Redstone Castle new owners are experiencing “a dream come true”

April and Steve Carver, also behind the overhaul of the majestic Hotel Denver in Glenwood Springs, apply their historic renovation skills to work for one of Colorado’s most storied buildings.

Jason Blevins
The Colorado Sun
April and Steve Carver twice passed on the opportunity to purchase the historic Redstone Castle in Pitkin County. But when it was offered at auction in 2016 for $2 million they bid and soon were able to begin overhauling the 42-room Tudor-style manse built by coal baron John Osgood. The work included lengthy negotiations related to the commercial uses of the property that were restricted by preservation easements applied after the castle was seized by the federal government during a Ponzi-scheme investigation.
Nina Riggio, Special to The Colorado Sun

RFor years, April and Steve Carver would pass this riverside hamlet and admire the iconic Redstone Castle from afar. They had spent decades restoring the historic shine to the Hotel Denver in Glenwood Springs, but the castle seemed beyond their financial grasp.

“Then we watched it sell for $6 million and said nope, not in our reach,” Steve said. “Then we watched it sell for $4 million and said nope, still not there. And then we got a card in the mail that they were having an auction with a minimum bid of $2 million.”

The couple — certified public accountants by trade and historians by passion — won the Redstone Castle at that October 2016 auction, spending a little more than $2 million for the stately manor, which was built by a coal baron between 1899 and 1902.

Tapping their 27 years of expertise amassed overhauling the Hotel Denver, the Carvers launched a sweeping renovation of Redstone Castle, spending well more than their purchase price to restore one of Colorado’s historic jewels.

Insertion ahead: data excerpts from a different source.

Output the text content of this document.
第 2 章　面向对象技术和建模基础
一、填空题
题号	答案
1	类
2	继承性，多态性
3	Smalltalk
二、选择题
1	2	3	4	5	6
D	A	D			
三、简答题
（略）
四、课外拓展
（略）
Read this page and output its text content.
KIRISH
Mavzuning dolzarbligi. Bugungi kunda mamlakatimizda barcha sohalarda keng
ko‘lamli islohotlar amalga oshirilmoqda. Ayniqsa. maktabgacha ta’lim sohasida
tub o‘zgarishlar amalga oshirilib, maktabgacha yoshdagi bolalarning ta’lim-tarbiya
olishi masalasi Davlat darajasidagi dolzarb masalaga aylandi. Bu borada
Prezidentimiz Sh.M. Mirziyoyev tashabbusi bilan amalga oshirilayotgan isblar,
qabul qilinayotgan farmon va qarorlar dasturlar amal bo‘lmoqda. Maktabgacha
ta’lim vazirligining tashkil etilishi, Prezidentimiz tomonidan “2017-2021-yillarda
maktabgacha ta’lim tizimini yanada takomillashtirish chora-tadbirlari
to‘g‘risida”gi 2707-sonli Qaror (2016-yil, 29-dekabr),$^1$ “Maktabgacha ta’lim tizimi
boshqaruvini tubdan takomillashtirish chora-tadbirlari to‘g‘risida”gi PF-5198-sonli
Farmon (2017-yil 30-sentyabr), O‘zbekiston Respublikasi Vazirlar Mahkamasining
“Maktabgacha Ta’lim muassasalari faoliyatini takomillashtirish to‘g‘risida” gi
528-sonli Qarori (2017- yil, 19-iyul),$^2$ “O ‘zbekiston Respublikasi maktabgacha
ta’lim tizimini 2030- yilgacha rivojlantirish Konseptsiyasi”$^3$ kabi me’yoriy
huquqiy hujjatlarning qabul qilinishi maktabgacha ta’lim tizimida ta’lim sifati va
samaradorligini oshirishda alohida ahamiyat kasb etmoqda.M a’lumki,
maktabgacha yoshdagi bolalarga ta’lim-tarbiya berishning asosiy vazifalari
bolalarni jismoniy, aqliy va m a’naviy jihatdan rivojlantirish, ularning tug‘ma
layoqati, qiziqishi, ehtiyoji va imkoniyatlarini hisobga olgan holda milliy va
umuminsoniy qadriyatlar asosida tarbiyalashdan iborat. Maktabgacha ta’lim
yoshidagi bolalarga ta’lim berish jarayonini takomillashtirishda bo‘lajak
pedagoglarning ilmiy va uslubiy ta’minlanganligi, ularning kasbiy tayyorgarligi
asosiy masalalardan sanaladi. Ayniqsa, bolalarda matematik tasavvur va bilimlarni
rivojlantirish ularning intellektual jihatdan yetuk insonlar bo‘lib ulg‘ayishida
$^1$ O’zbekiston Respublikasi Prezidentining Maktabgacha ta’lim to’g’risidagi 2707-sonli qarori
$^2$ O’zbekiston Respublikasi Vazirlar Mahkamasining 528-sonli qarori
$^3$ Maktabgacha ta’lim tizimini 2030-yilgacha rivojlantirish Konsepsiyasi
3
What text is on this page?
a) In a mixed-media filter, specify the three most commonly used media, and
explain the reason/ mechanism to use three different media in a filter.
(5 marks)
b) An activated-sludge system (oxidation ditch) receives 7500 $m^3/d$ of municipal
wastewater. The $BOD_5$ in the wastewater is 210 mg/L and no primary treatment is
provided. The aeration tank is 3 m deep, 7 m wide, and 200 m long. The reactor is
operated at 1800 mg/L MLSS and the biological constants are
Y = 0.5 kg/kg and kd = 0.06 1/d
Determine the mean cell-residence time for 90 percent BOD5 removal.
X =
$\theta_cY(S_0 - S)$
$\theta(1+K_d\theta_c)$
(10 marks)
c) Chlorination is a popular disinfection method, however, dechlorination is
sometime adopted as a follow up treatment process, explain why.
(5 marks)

Redstone Castle in Pitkin County, Colorado, has numerous historic preservation easements that cover the building, its grounds and the main floor rooms, including the dining room, which has Russian red velvet on its walls and gold leaf on its ceiling.
Nina Riggio, Special to The Colorado Sun

Ask anyone who has dug into a century-old home, and a vast majority will express moments of regret. It’s one of the stages of a lengthy restoration. But it was worse for the Carvers, who tackled a property that had as many as 10 previous owners who made occasional upgrades. And because the federal government imposed conservation easements for part of the property. And because local land-use code forbade events that could help reimburse the investment in renovations.